All national and Islamist components share responsibility for what the situation has become, especially the continuation of the split and fragmentation and the squandering of the chance to establish a state and realize the national dream. But the bitter truth is that since the emergence of Hamas the Palestinian situation began to deteriorate, particularly during the Second Intifada and the chaos that followed and the coup in the Gaza Strip against the Palestinian Authority, of which Hamas had been an integral and leading part. The great catastrophe was the October 7, 2023 attack and the subsequent campaign of annihilation launched by Israel under a racist, fascist right‑wing government that seized the opportunity to take revenge on Gaza and the resistance it has embodied since the 1950s, as well as to implement plans of displacement and annexation and to build a Greater Israel across historic Palestine and possibly parts of neighbouring Arab states.
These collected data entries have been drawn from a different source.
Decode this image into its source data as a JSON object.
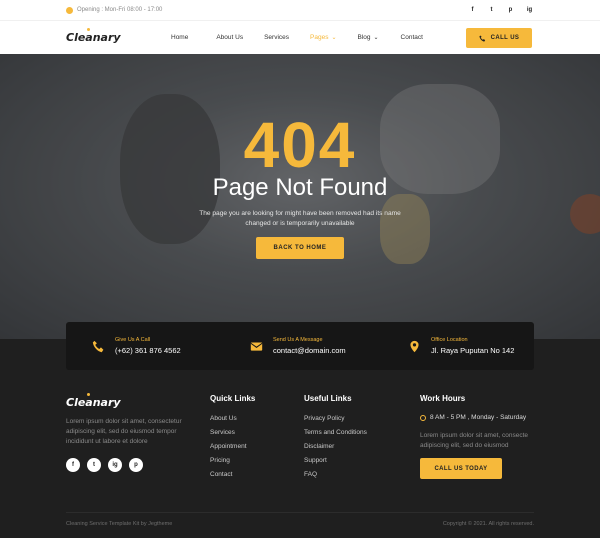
{
  "topbar": {
    "opening": "Opening : Mon-Fri 08:00 - 17:00",
    "socials": [
      "f",
      "t",
      "p",
      "ig"
    ]
  },
  "nav": {
    "logo": "Cleanary",
    "items": [
      {
        "label": "Home"
      },
      {
        "label": "About Us"
      },
      {
        "label": "Services"
      },
      {
        "label": "Pages",
        "active": true,
        "chevron": "⌄"
      },
      {
        "label": "Blog",
        "chevron": "⌄"
      },
      {
        "label": "Contact"
      }
    ],
    "call_label": "CALL US",
    "call_icon": "phone-icon"
  },
  "hero": {
    "code": "404",
    "heading": "Page Not Found",
    "message": "The page you are looking for might have been removed had its name changed or is temporarily unavailable",
    "button": "BACK TO HOME"
  },
  "contact": [
    {
      "icon": "phone-icon",
      "label": "Give Us A Call",
      "value": "(+62) 361 876 4562"
    },
    {
      "icon": "envelope-icon",
      "label": "Send Us A Message",
      "value": "contact@domain.com"
    },
    {
      "icon": "map-pin-icon",
      "label": "Office Location",
      "value": "Jl. Raya Puputan No 142"
    }
  ],
  "footer": {
    "logo": "Cleanary",
    "description": "Lorem ipsum dolor sit amet, consectetur adipiscing elit, sed do eiusmod tempor incididunt ut labore et dolore",
    "socials": [
      "f",
      "t",
      "ig",
      "p"
    ],
    "quick_links": {
      "title": "Quick Links",
      "items": [
        "About Us",
        "Services",
        "Appointment",
        "Pricing",
        "Contact"
      ]
    },
    "useful_links": {
      "title": "Useful Links",
      "items": [
        "Privacy Policy",
        "Terms and Conditions",
        "Disclaimer",
        "Support",
        "FAQ"
      ]
    },
    "work_hours": {
      "title": "Work Hours",
      "hours": "8 AM - 5 PM , Monday - Saturday",
      "description": "Lorem ipsum dolor sit amet, consecte adipiscing elit, sed do eiusmod",
      "button": "CALL US TODAY"
    },
    "copyright_left": "Cleaning Service Template Kit by Jegtheme",
    "copyright_right": "Copyright © 2021. All rights reserved."
  },
  "colors": {
    "accent": "#f6b93b",
    "dark": "#1f1f1f"
  }
}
By its reckless, ill‑calculated gamble, Hamas led us to this catastrophic situation. Worse still, after that major blunder Hamas did not take the interests of the people into account in its actions. It persisted in its stubbornness and delusion until we reached something greater than the Nakba. Had it remedied its mistake from the outset after misjudging the scale of the Israeli reaction to its operation on October 7, and had it conceded early and accepted the conditions being put to it — not only by Israel but by Arab and international actors — namely the release of detained Israelis, relinquishing authority, and handing over its weapons, it would have spared itself and the Palestinian people this devastating, irreparable loss. Instead Hamas thought only of its own position, miscalculated again, and bet that prolonging the war and the scale of Palestinian casualties would force the world to stop the war and keep it in Gaza in a manner similar to Hezbollah in Lebanon — that is, to remain armed individually and impose a shadow authority in Gaza.
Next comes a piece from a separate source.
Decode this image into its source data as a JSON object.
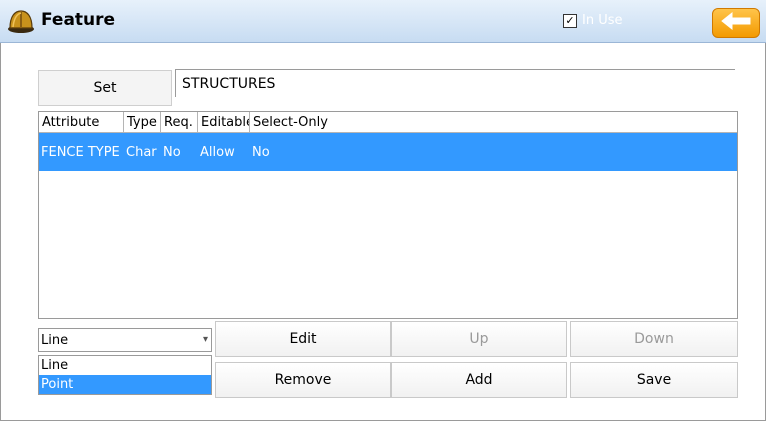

It is now clear that the international conditions will be applied to Hamas in full, but only after a huge loss that could have been avoided. Hamas finds itself between a rock and a hard place: it cannot reject Trump’s plan that ends the war, a plan that has been accepted regionally and by Arab states, even by countries that have hosted and supported the movement, notably Qatar and Turkey, which signed the joint statement by the foreign ministers of Saudi Arabia, Jordan, the UAE, Indonesia, Pakistan, Turkey, Qatar and Egypt welcoming President Donald Trump’s leading role and efforts to end the war on Gaza, and stressing the importance of partnership with the United States to end the war through a comprehensive agreement and to consolidate a path to a just peace based on a two‑state solution. At the same time, accepting the agreement is an admission of defeat and a severe, crippling blow to its image and popularity at home and abroad.
Hamas’s rejection of the plan would give Netanyahu every justification and secure U.S. and other support to continue the war of annihilation and destruction and to carry out Israel’s original plan to displace civilians; it would also ultimately lead to the total elimination of Hamas, in which case the loss would be comprehensive. Moreover, Trump would act personally against Hamas and could pressure the countries that host Hamas leaders to expel them, leaving Iran as the only refuge. Hamas must choose between bad and worse.